Il y a longtemps qu’à « L’Aurore » nous avions envie de rencontrer Mona Ozouf et d’avoir avec elle un entretien sur les grandes valeurs et les convictions profondes qui fondent notre engagement commun au sein de notre think-tank. Pourquoi Mona Ozouf ? Oh ! Simplement parce que nous avons de l’admiration - et de l’affection- pour cette grande intellectuelle, pas seulement parce qu’elle est authentiquement une femme de gauche et qui s’assume comme telle, mais parce qu’étant philosophe de formation devenue historienne, ou historienne de passion qui n’a jamais renoncé à porter un regard philosophique sur l’histoire, elle porte mieux que quiconque en elle le sens du temps, de sa lenteur, de la relativité et de l’utilité des compromis. Ce que d’aucuns appelleraient sagesse. Je voudrais la remercier très chaleureusement d’avoir accepté cette rencontre et de sa disponibilité si courtoise et chaleureuse. Cet entretien a eu lieu à son domicile parisien il y a quelques mois et nous avons pu profiter du confinement pour le finaliser grâce aux moyens modernes de communication. Jean Glavany 



Jean Glavany : “ L’Aurore” est un think-tank que nous avons créé avec Gilles CLAVREUL, ancien Délégué interministériel à la lutte contre les discriminations et un certain nombre d’universitaires, intellectuels et hauts fonctionnaires autour de quelques convictions et valeurs . Nous nous définissons d’abord comme républicains au sens historique et permanent du terme, de gauche, de la gauche de gouvernement, réformiste et social-démocrate, libéraux au sens politique du terme, convaincus de la nécessité d’un Etat et d’une puissance publique forte, et européens, profondément européens mais sévères avec les europhiles béats qui ne voient pas la crise très profonde que traverse notre Europe et qui sont donc dans l’incapacité d’y répondre . Ma première question vise simplement à vous faire réagir a cette “déclaration de principes”

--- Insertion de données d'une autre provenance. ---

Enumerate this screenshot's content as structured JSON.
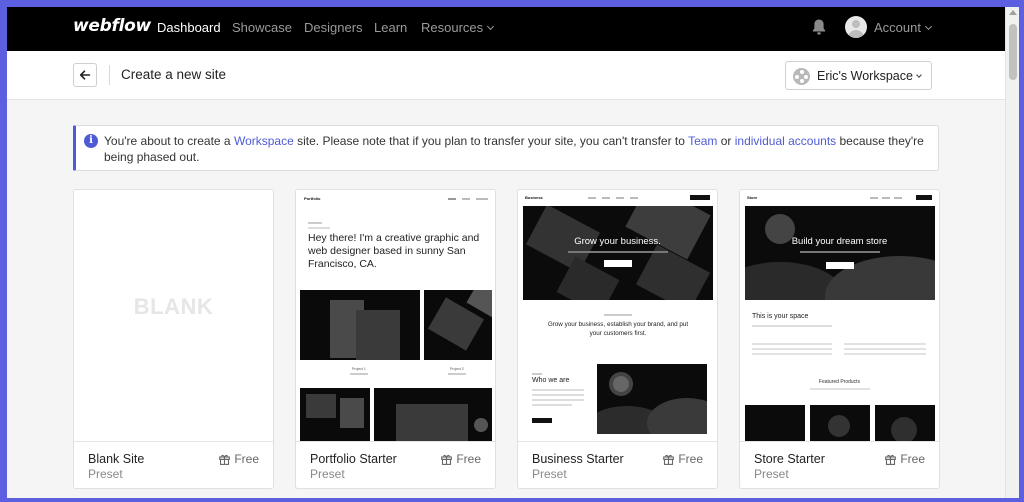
{
  "nav": {
    "logo": "webflow",
    "items": [
      {
        "label": "Dashboard",
        "active": true
      },
      {
        "label": "Showcase"
      },
      {
        "label": "Designers"
      },
      {
        "label": "Learn"
      },
      {
        "label": "Resources"
      }
    ],
    "account_label": "Account"
  },
  "header": {
    "title": "Create a new site",
    "workspace_label": "Eric's Workspace"
  },
  "notice": {
    "part1": "You're about to create a ",
    "link1": "Workspace",
    "part2": " site. Please note that if you plan to transfer your site, you can't transfer to ",
    "link2": "Team",
    "part3": " or ",
    "link3": "individual accounts",
    "part4": " because they're being phased out."
  },
  "templates": [
    {
      "name": "Blank Site",
      "sub": "Preset",
      "price": "Free",
      "thumb_word": "BLANK"
    },
    {
      "name": "Portfolio Starter",
      "sub": "Preset",
      "price": "Free",
      "preview": {
        "logo": "Portfolio",
        "heading": "Hey there! I'm a creative graphic and web designer based in sunny San Francisco, CA.",
        "project1": "Project 1",
        "project2": "Project 2"
      }
    },
    {
      "name": "Business Starter",
      "sub": "Preset",
      "price": "Free",
      "preview": {
        "logo": "Business",
        "hero": "Grow your business.",
        "tagline": "Grow your business, establish your brand, and put your customers first.",
        "who": "Who we are"
      }
    },
    {
      "name": "Store Starter",
      "sub": "Preset",
      "price": "Free",
      "preview": {
        "logo": "Store",
        "hero": "Build your dream store",
        "space": "This is your space",
        "featured": "Featured Products"
      }
    }
  ],
  "colors": {
    "accent": "#4f5bd5",
    "nav_bg": "#000000",
    "frame": "#5b5fe0"
  }
}
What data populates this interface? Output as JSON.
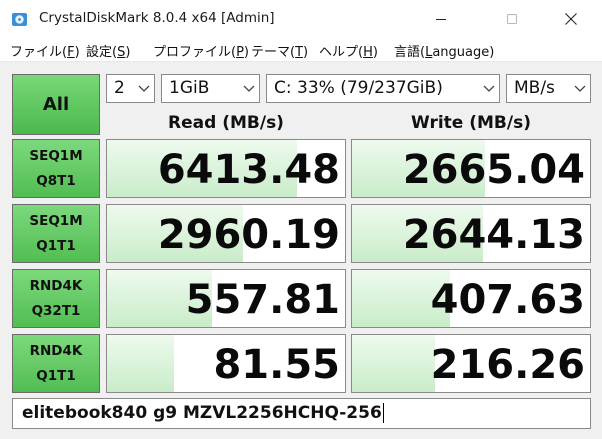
{
  "window": {
    "title": "CrystalDiskMark 8.0.4 x64 [Admin]",
    "icons": {
      "app": "disk-app-icon",
      "minimize": "minimize-icon",
      "maximize": "maximize-icon",
      "close": "close-icon"
    }
  },
  "menu": [
    {
      "text": "ファイル(",
      "key": "F",
      "tail": ")"
    },
    {
      "text": "設定(",
      "key": "S",
      "tail": ")"
    },
    {
      "text": "プロファイル(",
      "key": "P",
      "tail": ")"
    },
    {
      "text": "テーマ(",
      "key": "T",
      "tail": ")"
    },
    {
      "text": "ヘルプ(",
      "key": "H",
      "tail": ")"
    },
    {
      "text": "言語(",
      "key": "L",
      "tail": "anguage)"
    }
  ],
  "controls": {
    "all_label": "All",
    "count": "2",
    "size": "1GiB",
    "drive": "C: 33% (79/237GiB)",
    "unit": "MB/s"
  },
  "headers": {
    "read": "Read (MB/s)",
    "write": "Write (MB/s)"
  },
  "rows": [
    {
      "line1": "SEQ1M",
      "line2": "Q8T1",
      "read": "6413.48",
      "write": "2665.04",
      "read_fill": 0.8,
      "write_fill": 0.56
    },
    {
      "line1": "SEQ1M",
      "line2": "Q1T1",
      "read": "2960.19",
      "write": "2644.13",
      "read_fill": 0.57,
      "write_fill": 0.55
    },
    {
      "line1": "RND4K",
      "line2": "Q32T1",
      "read": "557.81",
      "write": "407.63",
      "read_fill": 0.44,
      "write_fill": 0.41
    },
    {
      "line1": "RND4K",
      "line2": "Q1T1",
      "read": "81.55",
      "write": "216.26",
      "read_fill": 0.28,
      "write_fill": 0.35
    }
  ],
  "comment": "elitebook840 g9 MZVL2256HCHQ-256",
  "colors": {
    "accent_green": "#4cb94c",
    "bar_fill": "#c9ecc9"
  }
}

Mona OZOUF : Je me sens en accord spontané avec la carte d’identité que dessine votre préambule. De gauche ? En effet, par fidélité à la tradition familiale et à l’enseignement de l’école républicaine. Libérale ? Au plan politique assurément, convaincue qu’il faut laisser à chaque individu la liberté de définir et de mettre en œuvre sa conception de la vie bonne. Européenne ? Certes, et pleinement satisfaite par la définition que donne Jacques Delors de l’Europe : une fédération d’Etats-nations. Républicaine ? Bien entendu. Persuadée, d’autre part, que la frontière droite/gauche tient toujours. A quoi reconnait- on la gauche ? D’abord à ce qu’elle tient un discours de la volonté : quand on lit que l’être humain doit toujours être « la force impulsive de sa destinée », on peut être sûr de son origine de gauche, même si en l’occurrence, il s’agit de Madame de Staël. Ensuite à ce qu’elle est orientée vers l’avenir ; Clemenceau disait qu’il reconnaissait sans coup férir un discours de Jaurès : tous les verbes, disait-il, y sont au futur. Enfin l’opposition d’une gauche à une droite structure toujours notre façon de penser. Elle combine en effet la simplicité de l’affrontement binaire avec la complexité des situations : elle permet de distinguer une gauche de la droite, une droite de la gauche, comme une droite de la droite et une gauche de la gauche.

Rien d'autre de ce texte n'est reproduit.